This is a great column by Joe Scarborough written recently for Politico. It recounts the 1997 confrontation that resulted from 11 House Republicans holding the line on taxes and spending when Newt Gingrich wanted to cave. The tax increase that Gingrich joined with Democrats to support failed by one or two votes, and participants like Joe Scarborough, Tom Coburn, and others have been telling the story ever since.
Yeah, yeah. I know. Newt Gingrich had a lousy week and will probably lose the Florida primary on Tuesday. But for those tempted to once again predict the speedy collapse of his campaign, consider yourselves forewarned. I’ve known this guy long enough to realize that the only three species destined to survive a nuclear holocaust will be cockroaches, Cher and Newton Leroy Gingrich.
I first met Gingrich 17 years ago at a Destin, Fla., fundraiser held in my honor a few weeks after Newt declared that I was too conservative to win the general election. But after I won the primary against the moderate woman he anointed, there he was in Florida looking supremely bored and a little put out that he was having to sit through another politician’s speech.
In the ensuing years, I found the mercurial maverick to be inspiring and maddening, disciplined and self-indulgent, forward thinking and short-sighted, gifted and dumb — sometimes all within the same hour.
If, as Shakespeare wrote, what’s past is prologue — and it often is — then Gingrich’s political history is particularly relevant now. It’s a history I know well because I was there. And what I saw at the revolution has concerned me since I left Washington.
Many who have heard my harsh assessments of Gingrich over the past year have assumed that I feel a personal animus toward my former colleague. That’s just not true. That fact is that I remain awestruck that Newt envisioned a Republican majority when his closest allies thought he was crazy. Even an eternal optimist like me laughed at the “Think Majority” sign hanging over the NRCC reception area in early 1994.
But Newt was right and we were wrong. The Gingrich Revolution overtook Washington (with a huge assist from Bill Clinton’s overreaching agenda) and good things followed. Within a few years, Congress passed the first balanced budget in a generation, welfare reform, tax cuts and meaningful congressional changes.

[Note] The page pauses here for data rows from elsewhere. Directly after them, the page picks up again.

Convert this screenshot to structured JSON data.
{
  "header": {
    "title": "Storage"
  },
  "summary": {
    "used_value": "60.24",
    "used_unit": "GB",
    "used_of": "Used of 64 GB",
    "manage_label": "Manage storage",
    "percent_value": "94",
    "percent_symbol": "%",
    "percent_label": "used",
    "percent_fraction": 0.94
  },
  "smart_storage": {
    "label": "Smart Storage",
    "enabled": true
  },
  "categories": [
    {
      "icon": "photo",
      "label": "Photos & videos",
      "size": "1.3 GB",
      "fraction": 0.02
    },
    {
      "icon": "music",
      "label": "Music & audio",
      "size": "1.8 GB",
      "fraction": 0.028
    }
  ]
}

If Newt’s story ended there, I might have a Gingrich 2012 sign in my front yard. But unfortunately, it does not.
Three years into his speakership, the man who helped draft the Contract With America began trying to undo some of that document’s key provisions. The government shutdown had badly damaged the speaker’s brand and he went to work trying to raise his 27 percent approval rating.
In April 1997, Gingrich told The New York Times he was ready to be a kinder and gentler Republican by negotiating away the very tax cuts that he had once called “the crown jewels of the contract.” Soon, conservatives were being pressured to vote for big spending appropriations bills. In his final speech from the floor of Congress, Newt Gingrich lashed out wildly at the same freshmen who had made him speaker — mocking us as cannibals who made up “the perfectionist caucus.”

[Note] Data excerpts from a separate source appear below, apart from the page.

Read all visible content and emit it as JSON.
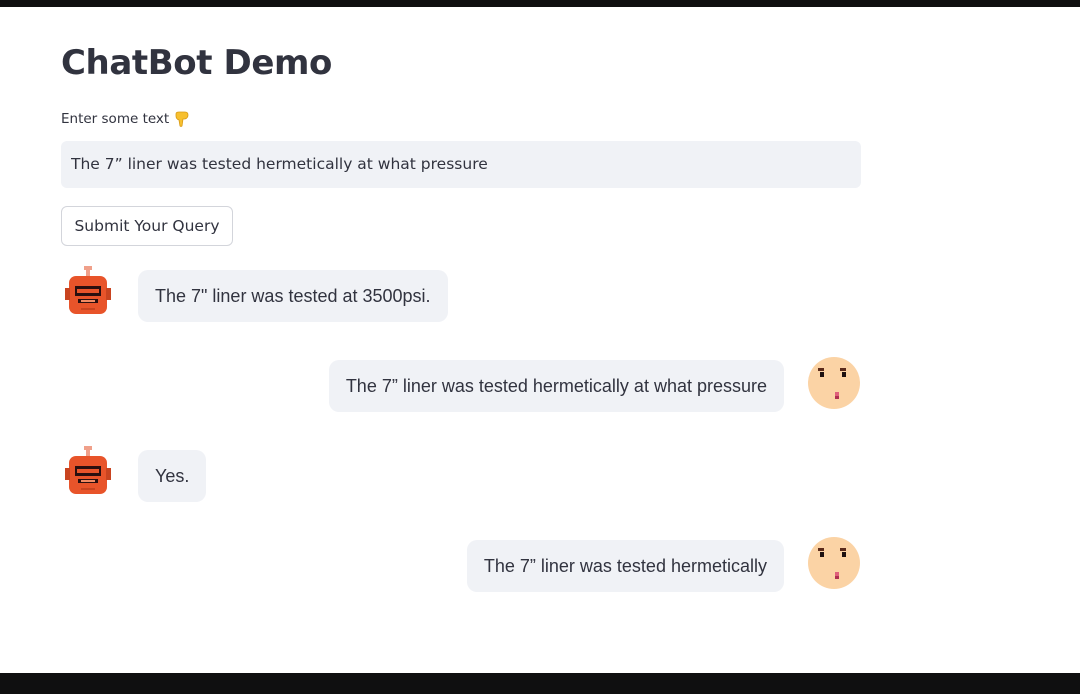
{
  "app": {
    "title": "ChatBot Demo"
  },
  "input": {
    "label": "Enter some text",
    "label_icon": "backhand-index-pointing-down-icon",
    "value": "The 7” liner was tested hermetically at what pressure"
  },
  "submit_button": {
    "label": "Submit Your Query"
  },
  "messages": [
    {
      "sender": "bot",
      "avatar": "robot-avatar-icon",
      "text": "The 7\" liner was tested at 3500psi."
    },
    {
      "sender": "user",
      "avatar": "face-avatar-icon",
      "text": "The 7” liner was tested hermetically at what pressure"
    },
    {
      "sender": "bot",
      "avatar": "robot-avatar-icon",
      "text": "Yes."
    },
    {
      "sender": "user",
      "avatar": "face-avatar-icon",
      "text": "The 7” liner was tested hermetically"
    }
  ],
  "colors": {
    "text": "#31333f",
    "bubble_bg": "#f0f2f6",
    "robot_body": "#e8542a",
    "face_skin": "#fbd3a5",
    "frame": "#0f0f10"
  }
}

It was the last time Newt would attack the most conservative members of his caucus from the lofty perch as speaker. In 1997, ten of my fellow classmates had led a coup attempt against Gingrich, shutting down the House over the speaker’s efforts to violate the Contract with America by swelling the number of committee staff members.
Conservative stalwarts like Steve Largent, Tom Coburn and Matt Salmon joined me and seven others to demand a cut in spending and a promise to hold firm on tax cuts.

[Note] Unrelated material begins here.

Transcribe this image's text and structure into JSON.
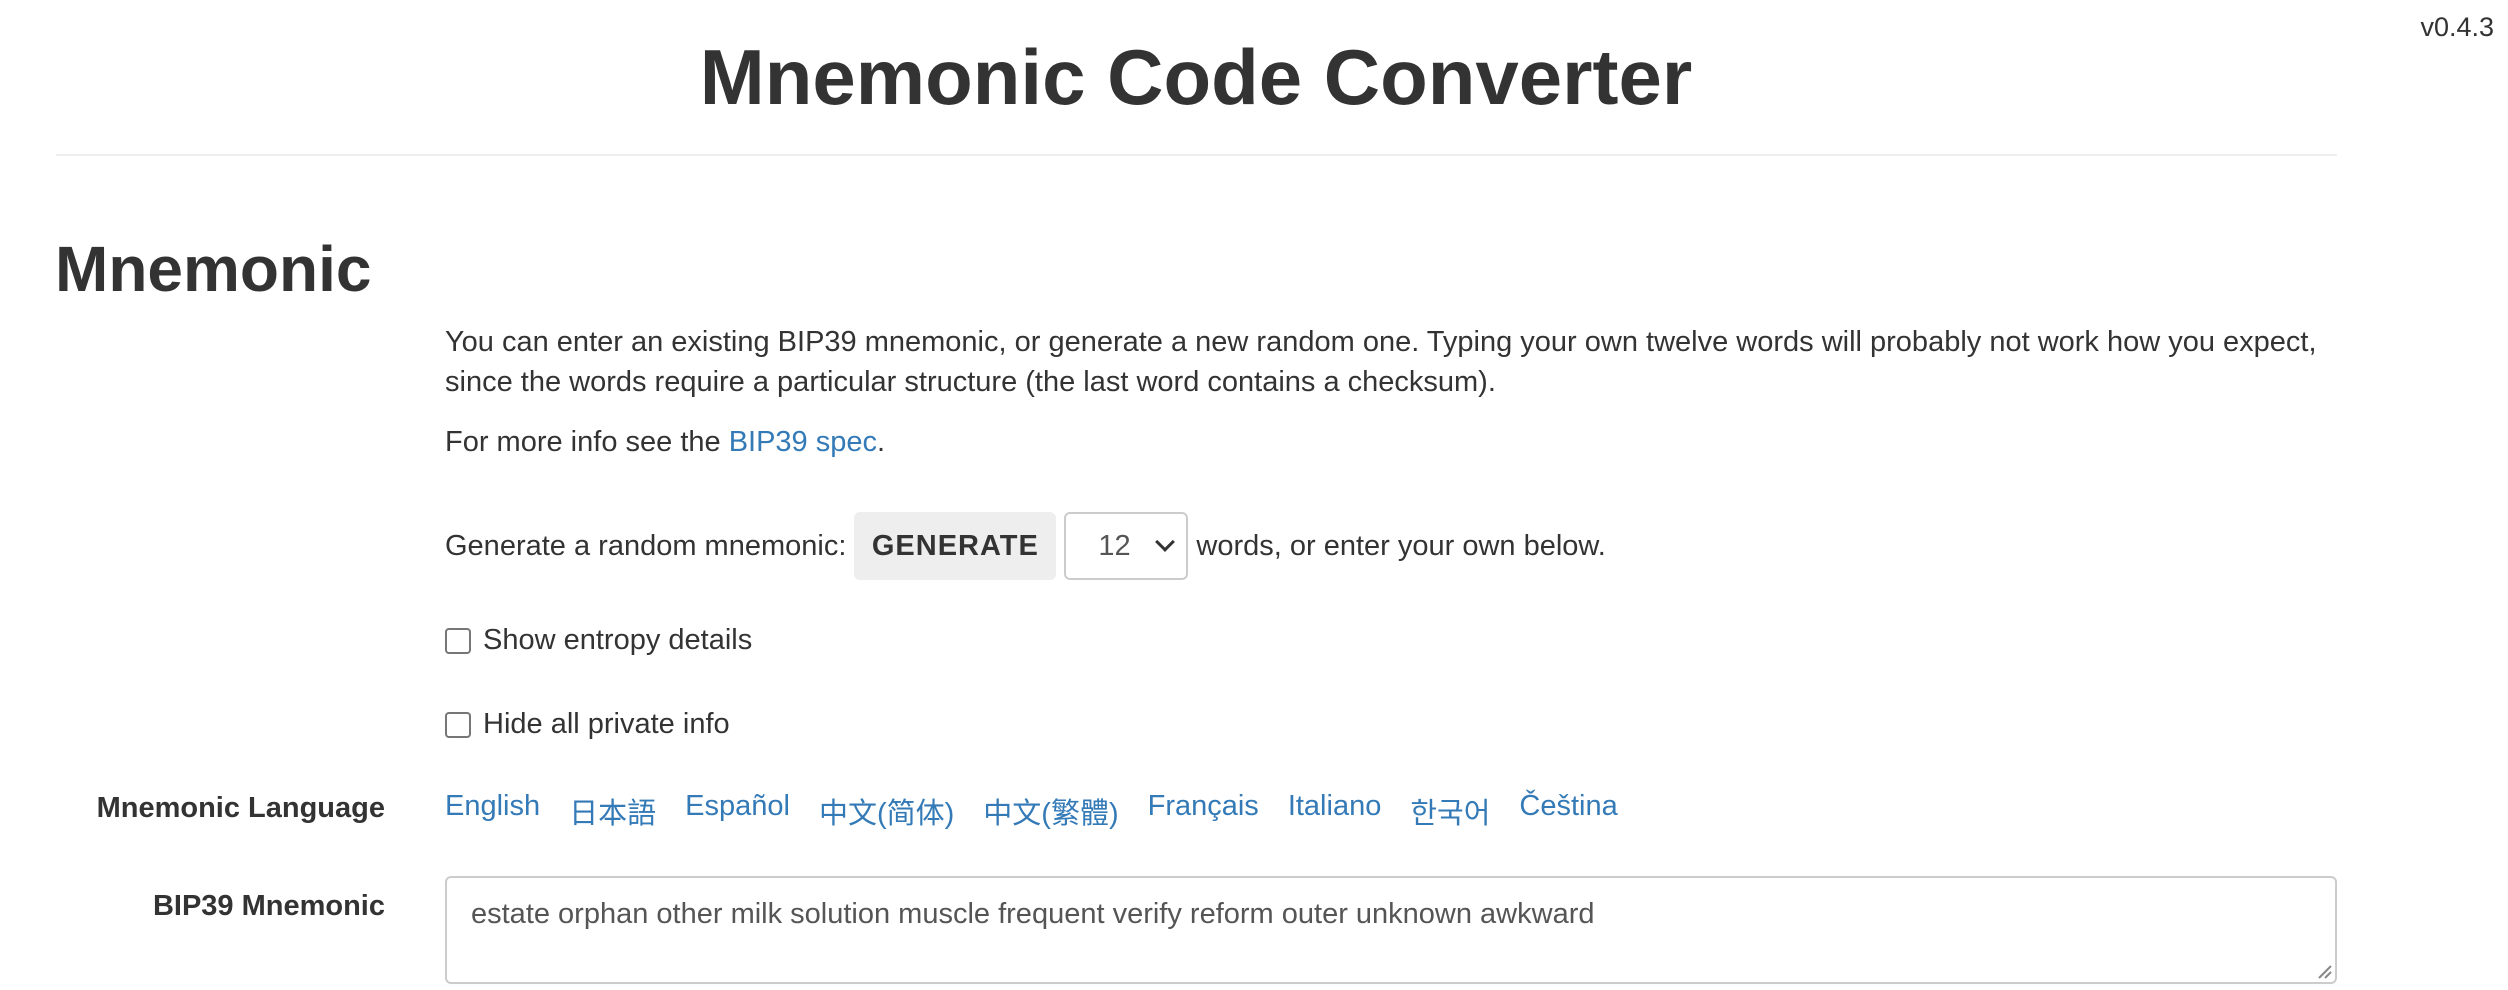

Newt did not take the rebellion lying down. He immediately summoned the sergeant of arms to drag the 11 rebels down to a Republican caucus meeting in the bowels of the Capitol basement, where Newt lined us up in front of a packed room of seething House members who were now missing the first day of their Easter recess because of our insurgency. Gingrich then began screaming and demanded that the 11 of us account for our behavior.
He then taught me a political lesson I will always remember: Never willingly hand the microphone over to your enemies. Especially when the first rebel to speak was elected to the NFL Hall of Fame and one of People Magazine’s Most Beautiful Men Alive.
As Steve Largent grabbed the microphone, the crowd of GOP members was still shouting insults. But by the time he stood behind the podium, even our most hostile opponents grew quiet.
Steve spoke softly about how he signed a contract with the Seattle Seahawks and remembered shaking the hand of the team’s owner after the deal was done. A few years later, the NFL Players Association went on strike. But Largent told the mob, who were now transfixed, that he crossed those picket lines because he signed a contract and gave his word. Largent told the group that a few years later, the NFL players went on strike a second time and he was once again one of the few NFL players to keep reporting for work. For Steve, it was a matter of principle.
The beautiful NFL Hall of Famer then quietly moved in for the kill.
Turning to the Speaker, who a year earlier had been named Time Magazine’s person of the year, Largent said, “Newt, you were the one who drafted the contract and then told us to sign it. Now, you’re the one pressuring us to break it. But Newt, if I wasn’t intimidated by the thought of 250 pound linebackers who wanted to kill me every time I crossed the field, why would I be intimidated by you?”
And with that, the speakership of Newt Gingrich was over. A year later, he would be driven from power and sent into a political wilderness from which he emerged 14 years later on a Saturday night in South Carolina.
Gingrich’s precipitous fall from power was the result of arrogance, self-satisfaction and a fatal tendency to flit from issue to issue — and even from core conviction to core conviction — in the seeming belief that if he spoke well enough (and used as many adverbs as possible), no one would notice that he was doing something he had equally eloquently (and equally adverbially) opposed before.
Let’s be clear: Gingrich is an important figure. Regardless of what happens in Florida and beyond, he will be remembered as the man who brought the Reagan Revolution to Congress. Yet it will also be recorded that Newt compared the Great Reagan with Neville Chamberlain, dismissed Reaganomics as flawed and called Reagan’s approach to the Soviet Union an utter failure a few years before the U.S.S.R. was relegated to the dustbin of history.
These unpleasant facts do not stop Newt from trying to embrace the same policies he once denounced (one wonders if he even remembers the contradictions at this point), but that’s what makes my former colleague so fascinating. And so troubling.
A Gingrich campaign is always a high wire act without the net and sometimes, the main actor in this manic routine actually makes it to the other side. But after his listless march through the Sunshine State, even I wonder how many more performances remain.